Oleh: Reski Ananda Saputra
(Mahasiswa Pascasarjana Ilmu Politik FISIP Universitas Riau, 16/9/26)
Riau, Faktacepat.id – Perdebatan mengenai parliamentary threshold atau ambang batas parlemen sering kali berhenti pada pertanyaan sederhana: apakah angka ambang batas perlu dinaikkan atau diturunkan? Pertanyaan tersebut penting, tetapi belum menyentuh persoalan yang lebih mendasar. Threshold bukan sekadar angka persentase dalam undang-undang. Ia merupakan bagian dari desain kelembagaan pemilu yang menentukan bagaimana suara rakyat diproses menjadi representasi politik di parlemen.
Dalam sistem demokrasi, suara pemilih memiliki nilai politik karena melalui suara tersebut masyarakat menentukan siapa yang akan mewakili kepentingannya. Karena itu, ketika sebagian suara tidak ikut diperhitungkan dalam proses pembagian kursi akibat tidak memenuhi ambang batas, muncul pertanyaan mengenai hubungan antara efektivitas pemerintahan dan keadilan representasi.
Di Indonesia, Pasal 414 ayat (1) Undang-Undang Nomor 7 Tahun 2017 menetapkan bahwa partai politik peserta pemilu harus memperoleh paling sedikit 4 persen suara sah nasional untuk diikutkan dalam penentuan perolehan kursi DPR. Namun, persoalan ini mengalami perkembangan penting setelah Mahkamah Konstitusi melalui Putusan Nomor 116/PUU-XXI/2023 menyatakan bahwa ketentuan tersebut konstitusional untuk Pemilu 2024, tetapi bersifat konstitusional bersyarat untuk Pemilu 2029 dan pemilu berikutnya. MK memerintahkan agar norma dan besaran ambang batas tersebut diubah dengan berpedoman pada parameter tertentu.
Keputusan tersebut menunjukkan bahwa persoalan threshold tidak dapat lagi dipandang hanya sebagai pilihan politik pembentuk undang-undang. Besaran threshold harus dapat dijelaskan secara rasional, berbasis data, dan dikaitkan dengan prinsip kedaulatan rakyat, keadilan pemilu, serta proporsionalitas hasil pemilu.
Di sinilah teori institusionalisme menjadi relevan. Institusi politik bukan hanya aturan tertulis, melainkan struktur yang membentuk perilaku aktor politik. Hall dan Taylor (1996), misalnya, membedakan pendekatan historical institutionalism, rational choice institutionalism, dan sociological institutionalism. Ketiganya memberikan cara berbeda untuk memahami bagaimana institusi memengaruhi perilaku politik.

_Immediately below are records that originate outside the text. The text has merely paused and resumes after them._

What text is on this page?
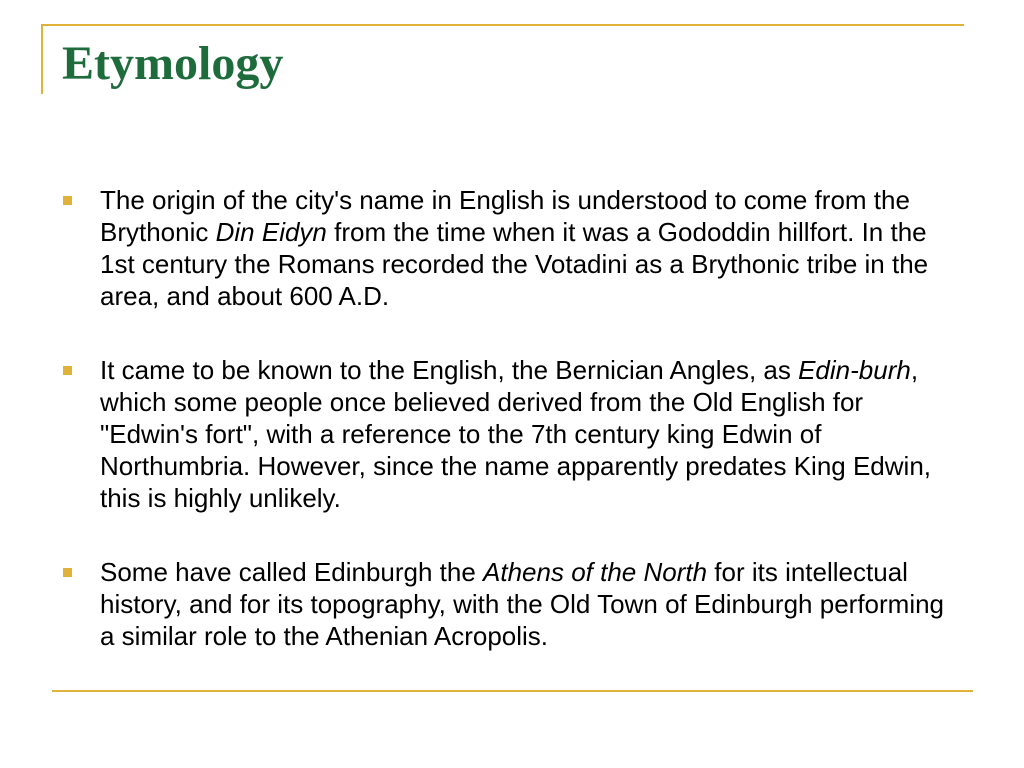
Etymology
The origin of the city's name in English is understood to come from the Brythonic Din Eidyn from the time when it was a Gododdin hillfort. In the 1st century the Romans recorded the Votadini as a Brythonic tribe in the area, and about 600 A.D.
It came to be known to the English, the Bernician Angles, as Edin-burh, which some people once believed derived from the Old English for "Edwin's fort", with a reference to the 7th century king Edwin of Northumbria. However, since the name apparently predates King Edwin, this is highly unlikely.
Some have called Edinburgh the Athens of the North for its intellectual history, and for its topography, with the Old Town of Edinburgh performing a similar role to the Athenian Acropolis.
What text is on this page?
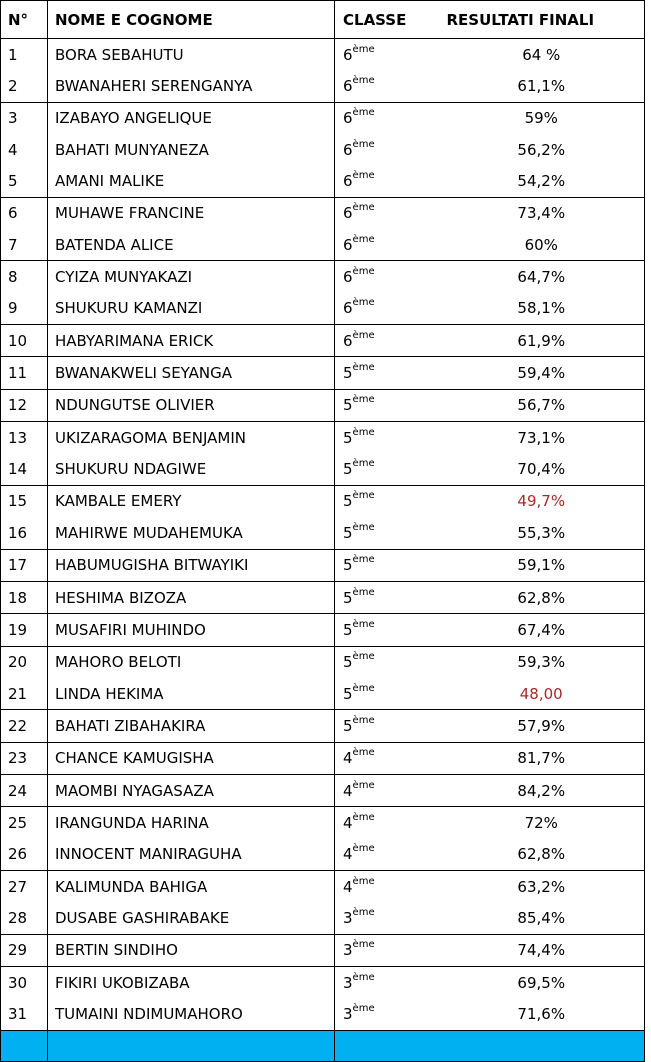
N°	NOME E COGNOME	CLASSE	RESULTATI FINALI
1	BORA SEBAHUTU	6ème	64 %
2	BWANAHERI SERENGANYA	6ème	61,1%
3	IZABAYO ANGELIQUE	6ème	59%
4	BAHATI MUNYANEZA	6ème	56,2%
5	AMANI MALIKE	6ème	54,2%
6	MUHAWE FRANCINE	6ème	73,4%
7	BATENDA ALICE	6ème	60%
8	CYIZA MUNYAKAZI	6ème	64,7%
9	SHUKURU KAMANZI	6ème	58,1%
10	HABYARIMANA ERICK	6ème	61,9%
11	BWANAKWELI SEYANGA	5ème	59,4%
12	NDUNGUTSE OLIVIER	5ème	56,7%
13	UKIZARAGOMA BENJAMIN	5ème	73,1%
14	SHUKURU NDAGIWE	5ème	70,4%
15	KAMBALE EMERY	5ème	49,7%
16	MAHIRWE MUDAHEMUKA	5ème	55,3%
17	HABUMUGISHA BITWAYIKI	5ème	59,1%
18	HESHIMA BIZOZA	5ème	62,8%
19	MUSAFIRI MUHINDO	5ème	67,4%
20	MAHORO BELOTI	5ème	59,3%
21	LINDA HEKIMA	5ème	48,00
22	BAHATI ZIBAHAKIRA	5ème	57,9%
23	CHANCE KAMUGISHA	4ème	81,7%
24	MAOMBI NYAGASAZA	4ème	84,2%
25	IRANGUNDA HARINA	4ème	72%
26	INNOCENT MANIRAGUHA	4ème	62,8%
27	KALIMUNDA BAHIGA	4ème	63,2%
28	DUSABE GASHIRABAKE	3ème	85,4%
29	BERTIN SINDIHO	3ème	74,4%
30	FIKIRI UKOBIZABA	3ème	69,5%
31	TUMAINI NDIMUMAHORO	3ème	71,6%
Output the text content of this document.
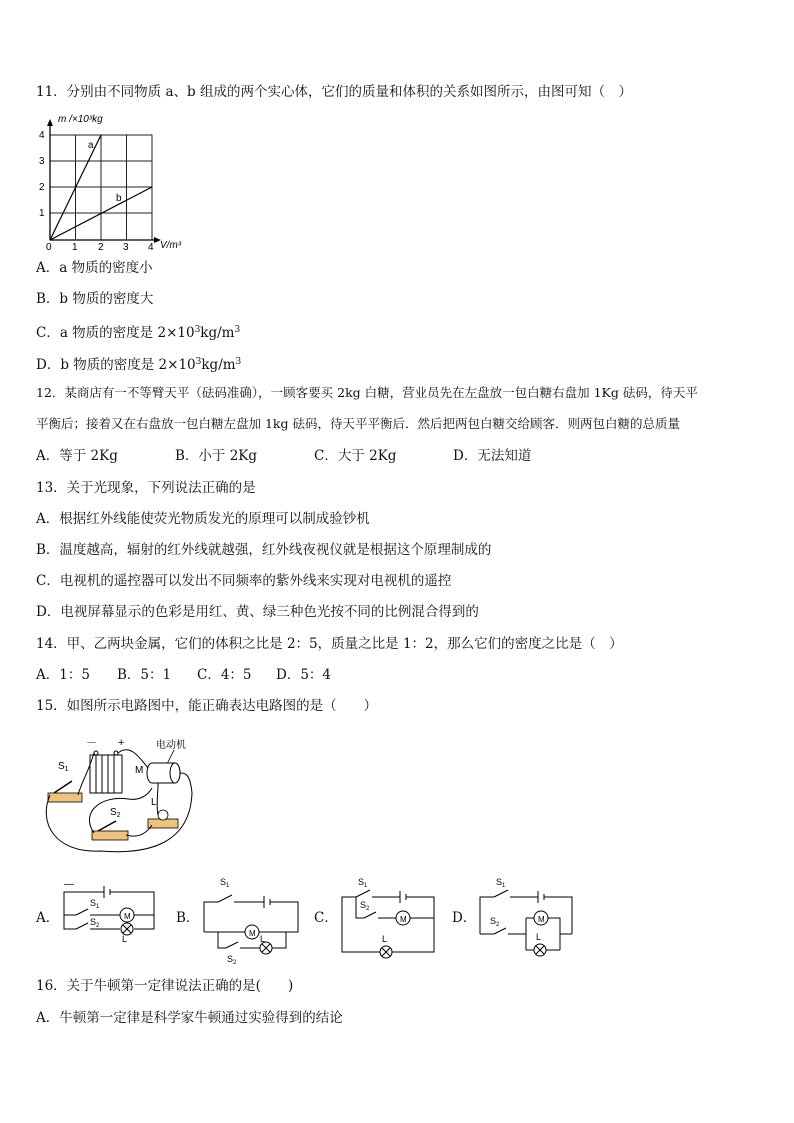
11．分别由不同物质 a、b 组成的两个实心体，它们的质量和体积的关系如图所示，由图可知（　）
a
b
m /×10³kg
V/m³
4
3
2
1
0 1 2 3 4
A．a 物质的密度小
B．b 物质的密度大
C．a 物质的密度是 $2\times 10^3kg/m^3$
D．b 物质的密度是 $2\times 10^3kg/m^3$
12．某商店有一不等臂天平（砝码准确），一顾客要买 2kg 白糖，营业员先在左盘放一包白糖右盘加 1Kg 砝码，待天平
平衡后；接着又在右盘放一包白糖左盘加 1kg 砝码，待天平平衡后．然后把两包白糖交给顾客．则两包白糖的总质量
A．等于 2Kg	B．小于 2Kg	C．大于 2Kg	D．无法知道
13．关于光现象，下列说法正确的是
A．根据红外线能使荧光物质发光的原理可以制成验钞机
B．温度越高，辐射的红外线就越强，红外线夜视仪就是根据这个原理制成的
C．电视机的遥控器可以发出不同频率的紫外线来实现对电视机的遥控
D．电视屏幕显示的色彩是用红、黄、绿三种色光按不同的比例混合得到的
14．甲、乙两块金属，它们的体积之比是 2：5，质量之比是 1：2，那么它们的密度之比是（　）
A．1：5 B．5：1 C．4：5 D．5：4
15．如图所示电路图中，能正确表达电路图的是（　　）
－ +	电动机
M
L
$S_1$
$S_2$
A．
—
M
$S_1$
$S_2$
L
B．
$S_1$
M
$S_2$
L
C．
$S_1$
M
$S_2$
L
D．
$S_1$
M
$S_2$
L
16．关于牛顿第一定律说法正确的是(　　)
A．牛顿第一定律是科学家牛顿通过实验得到的结论
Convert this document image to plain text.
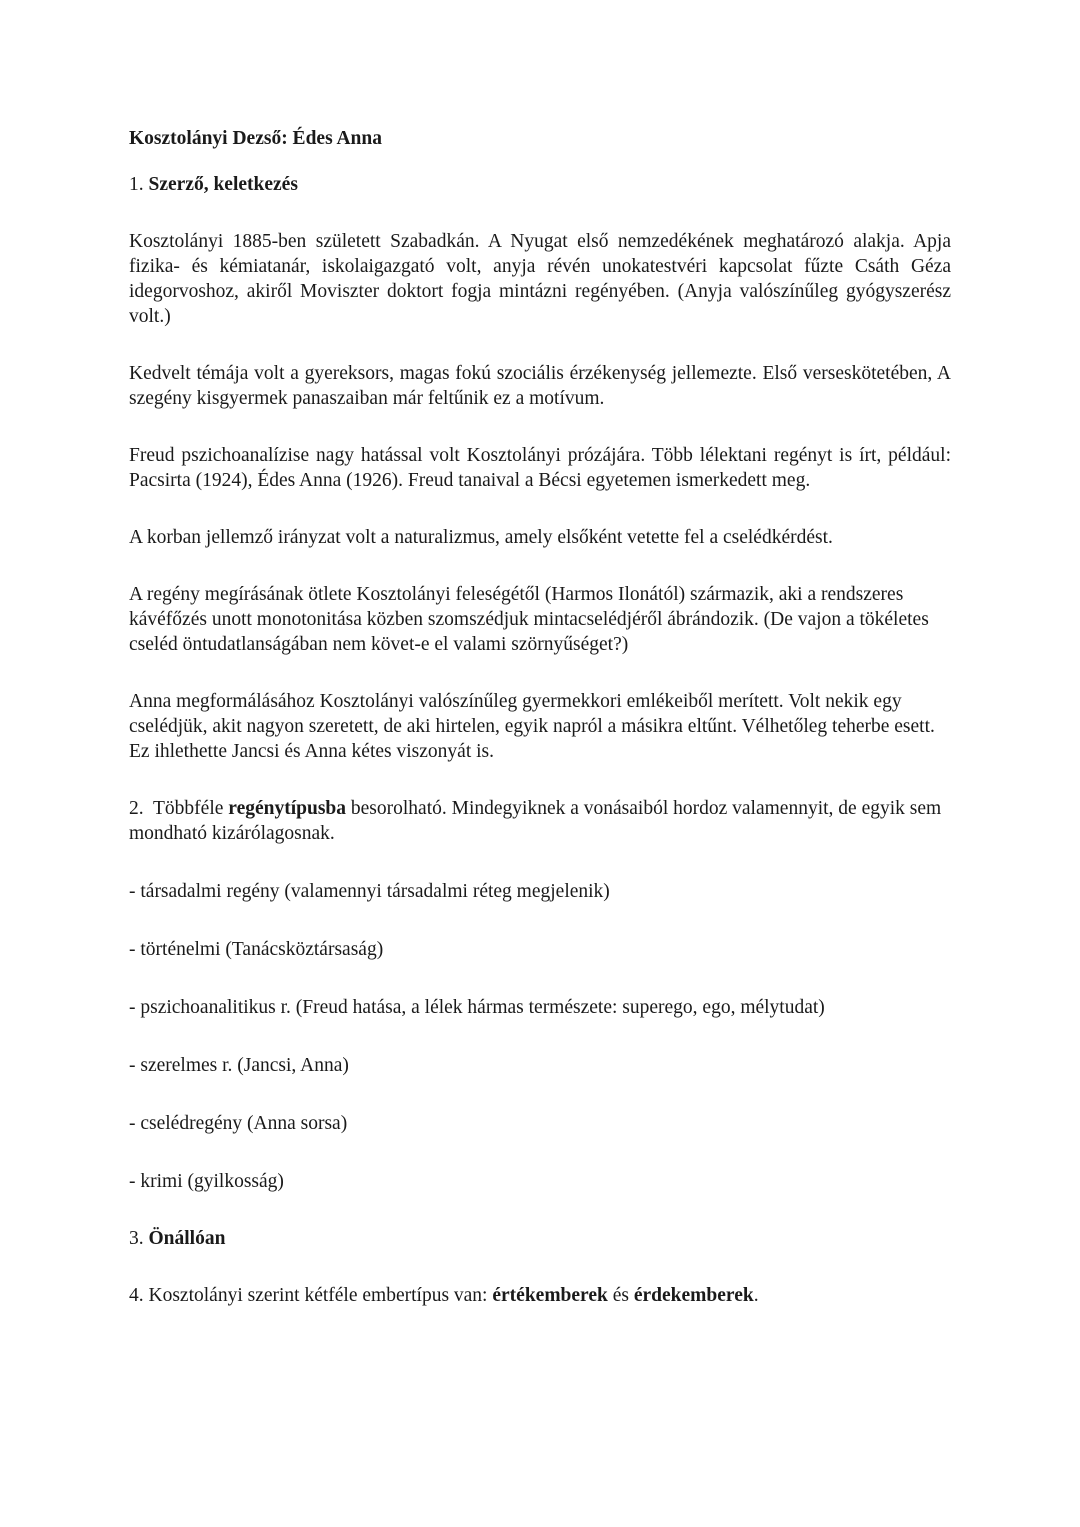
Kosztolányi Dezső: Édes Anna

1. Szerző, keletkezés

Kosztolányi 1885-ben született Szabadkán. A Nyugat első nemzedékének meghatározó alakja. Apja fizika- és kémiatanár, iskolaigazgató volt, anyja révén unokatestvéri kapcsolat fűzte Csáth Géza idegorvoshoz, akiről Moviszter doktort fogja mintázni regényében. (Anyja valószínűleg gyógyszerész volt.)

Kedvelt témája volt a gyereksors, magas fokú szociális érzékenység jellemezte. Első verseskötetében, A szegény kisgyermek panaszaiban már feltűnik ez a motívum.

Freud pszichoanalízise nagy hatással volt Kosztolányi prózájára. Több lélektani regényt is írt, például: Pacsirta (1924), Édes Anna (1926). Freud tanaival a Bécsi egyetemen ismerkedett meg.

A korban jellemző irányzat volt a naturalizmus, amely elsőként vetette fel a cselédkérdést.

A regény megírásának ötlete Kosztolányi feleségétől (Harmos Ilonától) származik, aki a rendszeres kávéfőzés unott monotonitása közben szomszédjuk mintacselédjéről ábrándozik. (De vajon a tökéletes cseléd öntudatlanságában nem követ-e el valami szörnyűséget?)

Anna megformálásához Kosztolányi valószínűleg gyermekkori emlékeiből merített. Volt nekik egy cselédjük, akit nagyon szeretett, de aki hirtelen, egyik napról a másikra eltűnt. Vélhetőleg teherbe esett. Ez ihlethette Jancsi és Anna kétes viszonyát is.

2.  Többféle regénytípusba besorolható. Mindegyiknek a vonásaiból hordoz valamennyit, de egyik sem mondható kizárólagosnak.

- társadalmi regény (valamennyi társadalmi réteg megjelenik)

- történelmi (Tanácsköztársaság)

- pszichoanalitikus r. (Freud hatása, a lélek hármas természete: superego, ego, mélytudat)

- szerelmes r. (Jancsi, Anna)

- cselédregény (Anna sorsa)

- krimi (gyilkosság)

3. Önállóan

4. Kosztolányi szerint kétféle embertípus van: értékemberek és érdekemberek.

Sementara itu, konsep party system institutionalization membantu melihat persoalan yang lebih jauh. Pertanyaannya bukan sekadar apakah threshold berhasil mengurangi jumlah partai di parlemen, tetapi apakah aturan tersebut benar-benar menghasilkan sistem kepartaian yang stabil, memiliki hubungan kuat dengan masyarakat, mempunyai organisasi yang berkelanjutan, dan memperoleh legitimasi publik.
Dengan demikian, threshold harus dilihat sebagai instrumen untuk membangun sistem politik, bukan sebagai tujuan akhir.
Threshold sebagai Aturan yang Mengubah Strategi Partai
Dalam perspektif rational choice institutionalism, partai politik merupakan aktor yang membuat kalkulasi berdasarkan aturan yang berlaku. Threshold mengubah kalkulasi tersebut karena partai tidak hanya harus memperoleh suara, tetapi juga harus memastikan bahwa jumlah suara yang diperoleh cukup untuk memenuhi batas yang ditentukan.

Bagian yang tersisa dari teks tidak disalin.